Camposanto Inmortal – Capítulo 554
¡Fantasmas vivientes!
Sus cuerpos estaban vivos, pero sus almas estaban muertas. Ambos estaban vivos y muertos al mismo tiempo.
Situ Zong no era el único que había sido convertido. Aproximadamente cincuenta miembros de la Secta Demonio de la Estrella, inmortales sin igual y dao por igual, se habían convertido en fantasmas vivientes en todo su esplendor, los órganos de los sentidos se caían de sus rostros y la piel se desprendía de sus cuerpos.
……
“Preservar las últimas esperanzas de la corte inmortal… Eso es todo. ¡Ahora lo entiendo!» Lu Yun finalmente captó el panorama general de lo que había planeado el Monstruo Maestro Celestial. El eminente maestro celestial había enterrado la mitad de la corte aquí para que luego pudieran volver a la vida y restablecer la corte inmortal.
Los inmortales que había seleccionado para enterrar eran todos miembros ferozmente devotos de la corte, como Fengbo, Yushi, Leigong, las trescientas sesenta y cinco divinidades estelares e innumerables soldados celestiales más. Una vez resucitados, restablecerían la corte inmortal y conquistarían el mundo de los inmortales, pasando así la antorcha de la corte antigua.

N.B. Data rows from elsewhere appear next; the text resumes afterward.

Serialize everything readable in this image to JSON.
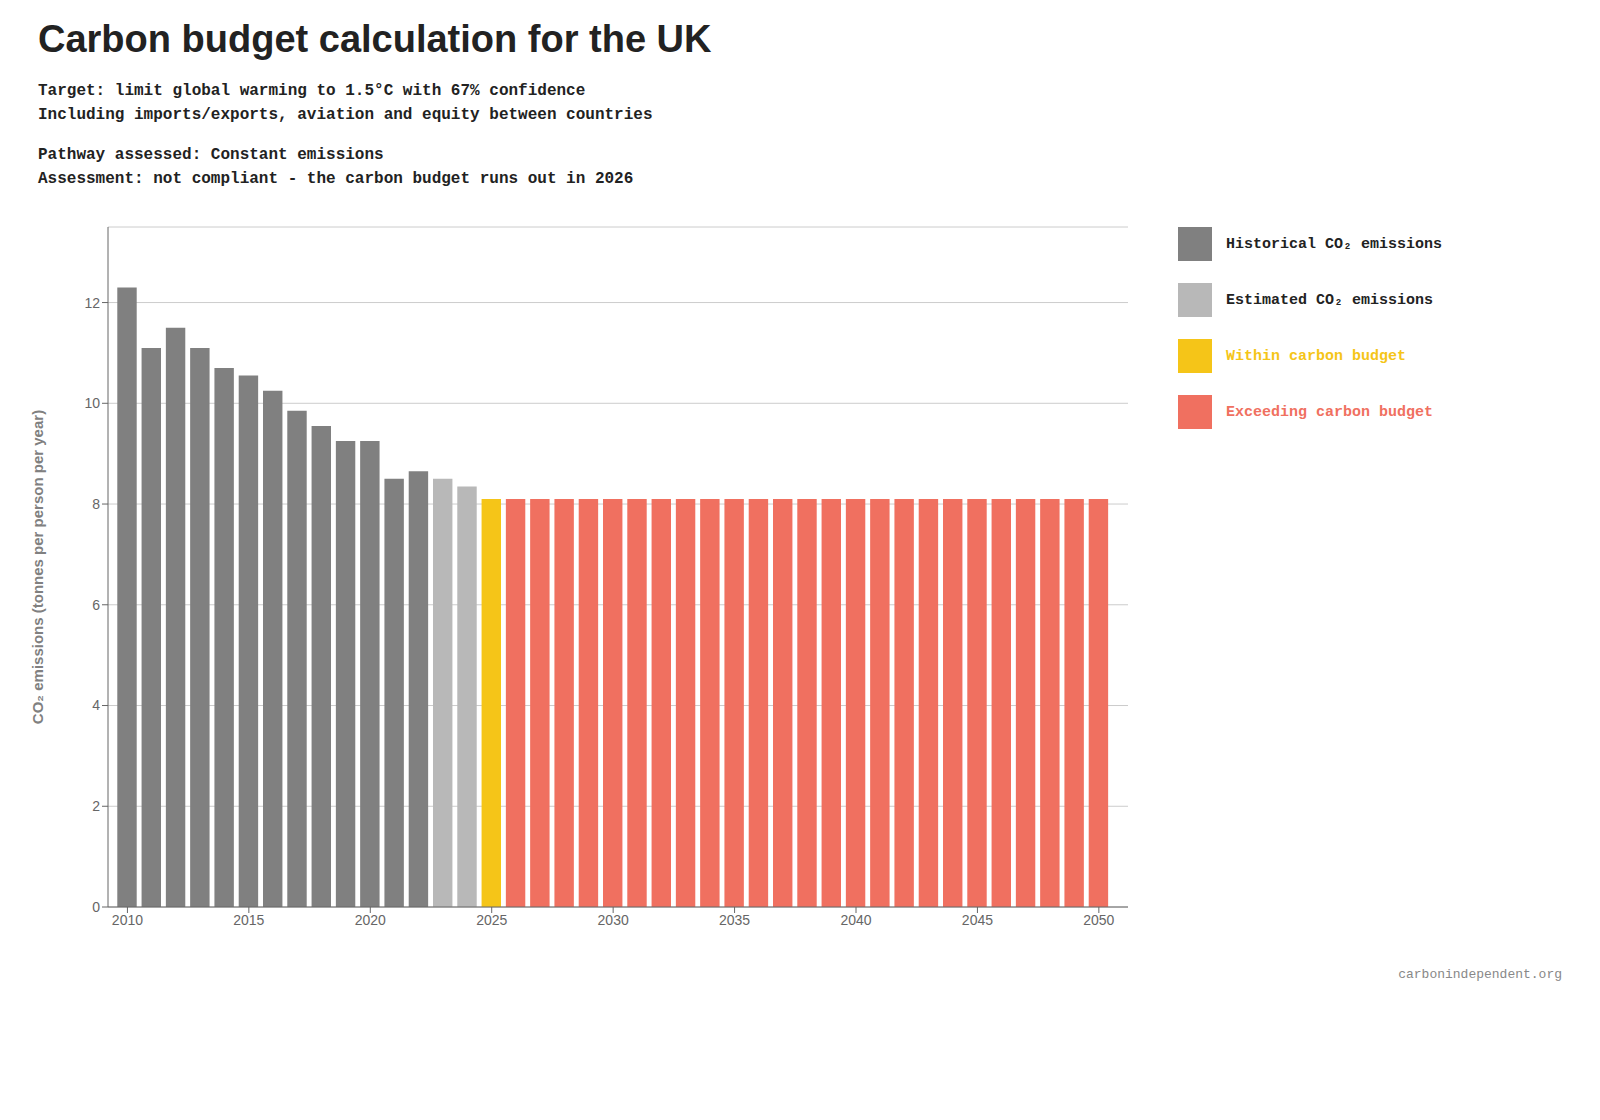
{
  "chart_data": {
    "type": "bar",
    "title": "Carbon budget calculation for the UK",
    "subtitle": [
      "Target: limit global warming to 1.5°C with 67% confidence",
      "Including imports/exports, aviation and equity between countries"
    ],
    "annotations": [
      "Pathway assessed:  Constant emissions",
      "Assessment: not compliant - the carbon budget runs out in 2026",
      "carbonindependent.org"
    ],
    "ylabel": "CO₂ emissions (tonnes per person per year)",
    "x": [
      2010,
      2011,
      2012,
      2013,
      2014,
      2015,
      2016,
      2017,
      2018,
      2019,
      2020,
      2021,
      2022,
      2023,
      2024,
      2025,
      2026,
      2027,
      2028,
      2029,
      2030,
      2031,
      2032,
      2033,
      2034,
      2035,
      2036,
      2037,
      2038,
      2039,
      2040,
      2041,
      2042,
      2043,
      2044,
      2045,
      2046,
      2047,
      2048,
      2049,
      2050
    ],
    "xlim": [
      2009.2,
      2051.2
    ],
    "xticks": [
      2010,
      2015,
      2020,
      2025,
      2030,
      2035,
      2040,
      2045,
      2050
    ],
    "ylim": [
      0,
      13.5
    ],
    "yticks": [
      0,
      2,
      4,
      6,
      8,
      10,
      12
    ],
    "grid": true,
    "legend": "upper right",
    "series": [
      {
        "name": "Historical CO₂ emissions",
        "color": "#808080",
        "values": [
          12.3,
          11.1,
          11.5,
          11.1,
          10.7,
          10.55,
          10.25,
          9.85,
          9.55,
          9.25,
          9.25,
          8.5,
          8.65,
          null,
          null,
          null,
          null,
          null,
          null,
          null,
          null,
          null,
          null,
          null,
          null,
          null,
          null,
          null,
          null,
          null,
          null,
          null,
          null,
          null,
          null,
          null,
          null,
          null,
          null,
          null,
          null
        ]
      },
      {
        "name": "Estimated CO₂ emissions",
        "color": "#b8b8b8",
        "values": [
          null,
          null,
          null,
          null,
          null,
          null,
          null,
          null,
          null,
          null,
          null,
          null,
          null,
          8.5,
          8.35,
          null,
          null,
          null,
          null,
          null,
          null,
          null,
          null,
          null,
          null,
          null,
          null,
          null,
          null,
          null,
          null,
          null,
          null,
          null,
          null,
          null,
          null,
          null,
          null,
          null,
          null
        ]
      },
      {
        "name": "Within carbon budget",
        "color": "#f5c518",
        "values": [
          null,
          null,
          null,
          null,
          null,
          null,
          null,
          null,
          null,
          null,
          null,
          null,
          null,
          null,
          null,
          8.1,
          null,
          null,
          null,
          null,
          null,
          null,
          null,
          null,
          null,
          null,
          null,
          null,
          null,
          null,
          null,
          null,
          null,
          null,
          null,
          null,
          null,
          null,
          null,
          null,
          null
        ]
      },
      {
        "name": "Exceeding carbon budget",
        "color": "#f07060",
        "values": [
          null,
          null,
          null,
          null,
          null,
          null,
          null,
          null,
          null,
          null,
          null,
          null,
          null,
          null,
          null,
          null,
          8.1,
          8.1,
          8.1,
          8.1,
          8.1,
          8.1,
          8.1,
          8.1,
          8.1,
          8.1,
          8.1,
          8.1,
          8.1,
          8.1,
          8.1,
          8.1,
          8.1,
          8.1,
          8.1,
          8.1,
          8.1,
          8.1,
          8.1,
          8.1,
          8.1
        ]
      }
    ]
  }
}
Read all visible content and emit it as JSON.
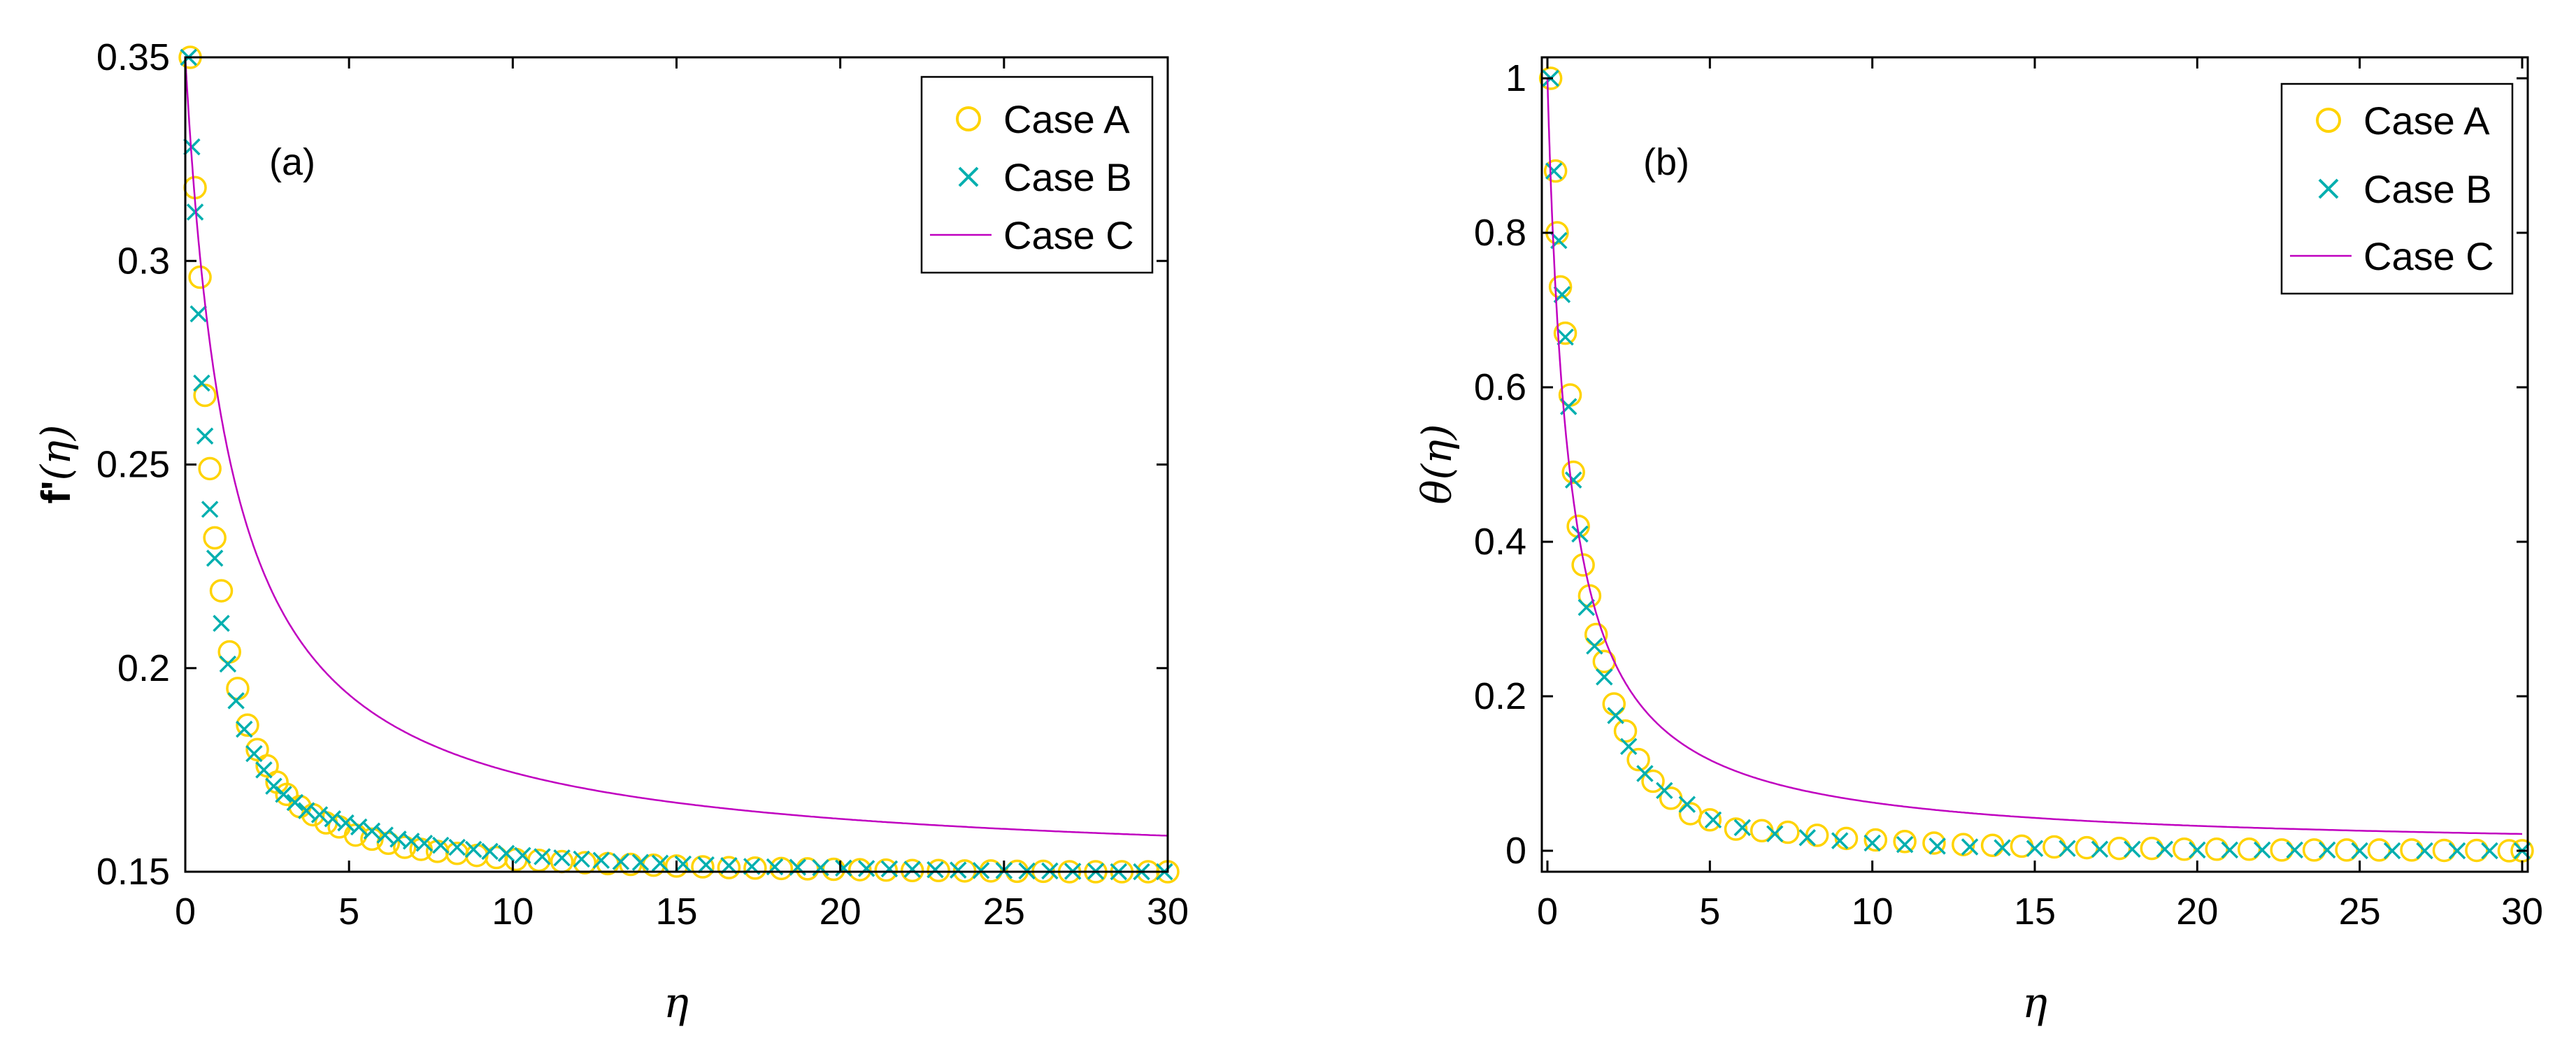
{
  "chart_data": [
    {
      "type": "scatter",
      "panel_label": "(a)",
      "xlabel": "η",
      "ylabel_prefix": "f'",
      "ylabel_var": "(η)",
      "xlim": [
        0,
        30
      ],
      "ylim": [
        0.15,
        0.35
      ],
      "xticks": [
        0,
        5,
        10,
        15,
        20,
        25,
        30
      ],
      "yticks": [
        0.15,
        0.2,
        0.25,
        0.3,
        0.35
      ],
      "ytick_labels": [
        "0.15",
        "0.2",
        "0.25",
        "0.3",
        "0.35"
      ],
      "legend_position": "top-right",
      "series": [
        {
          "name": "Case A",
          "marker": "circle",
          "color": "#FFD300",
          "x": [
            0.15,
            0.3,
            0.45,
            0.6,
            0.75,
            0.9,
            1.1,
            1.35,
            1.6,
            1.9,
            2.2,
            2.5,
            2.8,
            3.1,
            3.5,
            3.9,
            4.3,
            4.7,
            5.2,
            5.7,
            6.2,
            6.7,
            7.2,
            7.7,
            8.3,
            8.9,
            9.5,
            10.1,
            10.8,
            11.5,
            12.2,
            12.9,
            13.6,
            14.3,
            15.0,
            15.8,
            16.6,
            17.4,
            18.2,
            19.0,
            19.8,
            20.6,
            21.4,
            22.2,
            23.0,
            23.8,
            24.6,
            25.4,
            26.2,
            27.0,
            27.8,
            28.6,
            29.4,
            30.0
          ],
          "y": [
            0.35,
            0.318,
            0.296,
            0.267,
            0.249,
            0.232,
            0.219,
            0.204,
            0.195,
            0.186,
            0.18,
            0.176,
            0.172,
            0.169,
            0.166,
            0.164,
            0.162,
            0.161,
            0.159,
            0.158,
            0.157,
            0.156,
            0.1555,
            0.155,
            0.1545,
            0.154,
            0.1535,
            0.153,
            0.1528,
            0.1525,
            0.1522,
            0.152,
            0.1518,
            0.1516,
            0.1514,
            0.1512,
            0.151,
            0.1509,
            0.1508,
            0.1507,
            0.1506,
            0.1505,
            0.1504,
            0.1503,
            0.1503,
            0.1502,
            0.1502,
            0.1501,
            0.1501,
            0.15,
            0.15,
            0.15,
            0.15,
            0.15
          ]
        },
        {
          "name": "Case B",
          "marker": "x",
          "color": "#00AFAF",
          "x": [
            0.1,
            0.2,
            0.3,
            0.4,
            0.5,
            0.6,
            0.75,
            0.9,
            1.1,
            1.3,
            1.55,
            1.8,
            2.1,
            2.4,
            2.7,
            3.0,
            3.35,
            3.7,
            4.1,
            4.5,
            4.9,
            5.3,
            5.7,
            6.1,
            6.5,
            6.9,
            7.3,
            7.8,
            8.3,
            8.8,
            9.3,
            9.8,
            10.3,
            10.9,
            11.5,
            12.1,
            12.7,
            13.3,
            13.9,
            14.5,
            15.2,
            15.9,
            16.6,
            17.3,
            18.0,
            18.7,
            19.4,
            20.1,
            20.8,
            21.5,
            22.2,
            22.9,
            23.6,
            24.3,
            25.0,
            25.7,
            26.4,
            27.1,
            27.8,
            28.5,
            29.2,
            29.9
          ],
          "y": [
            0.35,
            0.328,
            0.312,
            0.287,
            0.27,
            0.257,
            0.239,
            0.227,
            0.211,
            0.201,
            0.192,
            0.185,
            0.179,
            0.175,
            0.171,
            0.169,
            0.167,
            0.165,
            0.164,
            0.163,
            0.162,
            0.161,
            0.16,
            0.159,
            0.158,
            0.1575,
            0.157,
            0.1565,
            0.156,
            0.1555,
            0.155,
            0.1545,
            0.154,
            0.1537,
            0.1534,
            0.1531,
            0.1528,
            0.1525,
            0.1523,
            0.1521,
            0.1519,
            0.1517,
            0.1515,
            0.1513,
            0.1512,
            0.1511,
            0.151,
            0.1509,
            0.1508,
            0.1507,
            0.1506,
            0.1505,
            0.1504,
            0.1503,
            0.1503,
            0.1502,
            0.1502,
            0.1501,
            0.1501,
            0.15,
            0.15,
            0.15
          ]
        },
        {
          "name": "Case C",
          "marker": "line",
          "color": "#C000C0",
          "model": {
            "offset": 0.15,
            "amplitude": 0.2,
            "k": 0.72
          }
        }
      ]
    },
    {
      "type": "scatter",
      "panel_label": "(b)",
      "xlabel": "η",
      "ylabel_prefix": "θ",
      "ylabel_var": "(η)",
      "xlim": [
        0,
        30
      ],
      "ylim": [
        0,
        1
      ],
      "xticks": [
        0,
        5,
        10,
        15,
        20,
        25,
        30
      ],
      "yticks": [
        0,
        0.2,
        0.4,
        0.6,
        0.8,
        1
      ],
      "ytick_labels": [
        "0",
        "0.2",
        "0.4",
        "0.6",
        "0.8",
        "1"
      ],
      "legend_position": "top-right",
      "series": [
        {
          "name": "Case A",
          "marker": "circle",
          "color": "#FFD300",
          "x": [
            0.1,
            0.25,
            0.3,
            0.4,
            0.55,
            0.7,
            0.8,
            0.95,
            1.1,
            1.3,
            1.5,
            1.75,
            2.05,
            2.4,
            2.8,
            3.25,
            3.8,
            4.4,
            5.0,
            5.8,
            6.6,
            7.4,
            8.3,
            9.2,
            10.1,
            11.0,
            11.9,
            12.8,
            13.7,
            14.6,
            15.6,
            16.6,
            17.6,
            18.6,
            19.6,
            20.6,
            21.6,
            22.6,
            23.6,
            24.6,
            25.6,
            26.6,
            27.6,
            28.6,
            29.6,
            30.0
          ],
          "y": [
            1.0,
            0.88,
            0.8,
            0.73,
            0.67,
            0.59,
            0.49,
            0.42,
            0.37,
            0.33,
            0.28,
            0.245,
            0.19,
            0.155,
            0.118,
            0.09,
            0.068,
            0.048,
            0.04,
            0.028,
            0.026,
            0.024,
            0.02,
            0.016,
            0.014,
            0.012,
            0.01,
            0.008,
            0.007,
            0.006,
            0.005,
            0.004,
            0.003,
            0.003,
            0.002,
            0.002,
            0.002,
            0.001,
            0.001,
            0.001,
            0.001,
            0.001,
            0.0005,
            0.0005,
            0.0,
            0.0
          ]
        },
        {
          "name": "Case B",
          "marker": "x",
          "color": "#00AFAF",
          "x": [
            0.1,
            0.2,
            0.35,
            0.45,
            0.55,
            0.65,
            0.8,
            1.0,
            1.2,
            1.45,
            1.75,
            2.1,
            2.5,
            3.0,
            3.6,
            4.3,
            5.1,
            6.0,
            7.0,
            8.0,
            9.0,
            10.0,
            11.0,
            12.0,
            13.0,
            14.0,
            15.0,
            16.0,
            17.0,
            18.0,
            19.0,
            20.0,
            21.0,
            22.0,
            23.0,
            24.0,
            25.0,
            26.0,
            27.0,
            28.0,
            29.0,
            30.0
          ],
          "y": [
            1.0,
            0.88,
            0.79,
            0.72,
            0.665,
            0.575,
            0.48,
            0.41,
            0.315,
            0.265,
            0.225,
            0.175,
            0.135,
            0.1,
            0.078,
            0.06,
            0.04,
            0.03,
            0.022,
            0.017,
            0.013,
            0.01,
            0.008,
            0.006,
            0.005,
            0.004,
            0.003,
            0.003,
            0.002,
            0.002,
            0.002,
            0.001,
            0.001,
            0.001,
            0.001,
            0.001,
            0.0,
            0.0,
            0.0,
            0.0,
            0.0,
            0.0
          ]
        },
        {
          "name": "Case C",
          "marker": "line",
          "color": "#C000C0",
          "model": {
            "offset": 0,
            "amplitude": 1,
            "k": 1.5
          }
        }
      ]
    }
  ]
}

El Monster Celestial Master sabía que la corte primordial sería derrotada. Sus enemigos eran demasiado horribles; la corte no podía ganar incluso si apostaban todo. Eso había empujado al gentil maestro celestial a hacer una apuesta despiadada y desesperada en medio de su desesperación: masacrar mortales para refinar ladrillos de hueso para su tumba en expansión.
“Su lealtad a la corte inmortal fue mayor que su benevolencia por los vivos. Los cuatro maestros celestiales en la Era Primordial deben haber sido maestros del entierro. Como mínimo, sabían algo sobre el feng shui”. Lu Yun conectó aún más los puntos.
Aunque los cuatro maestros celestiales habían previsto el futuro, hubo muchas cosas que no pudieron predecir, a saber, que alguien entraría y cambiaría por completo el diseño de la tumba. La tumba del maestro celestial se había dividido en los reinos yin y yang; el primero se convirtió en el Infierno del Desollamiento, y el segundo… ¡había sido reutilizado para enterrar los pulmones del mundo!
Si no se hubiera producido más intervención, todos los esfuerzos del Maestro Celestial del Monstruo habrían beneficiado claramente a otra persona. Pero llegó Lu Yun en la actualidad, fusionando el yin y el yang con el Orbe de Formación e interrumpiendo los planes del intruso.
Con las cosas en orden, la tumba del Monstruo Maestro Celestial había entrado en pleno efecto, convirtiendo a los que murieron aquí en fantasmas vivientes como sustitutos de los enterrados en la tumba. Así fue como Kui había vuelto a la vida.
“El Infierno del Desollado ha sido derribado. ¿Por qué se verían como…?” Lu Yun frunció el ceño a Situ Zong, con fuego negro encendiéndose en sus ojos. “Pon tu piel y tus órganos donde pertenecen.”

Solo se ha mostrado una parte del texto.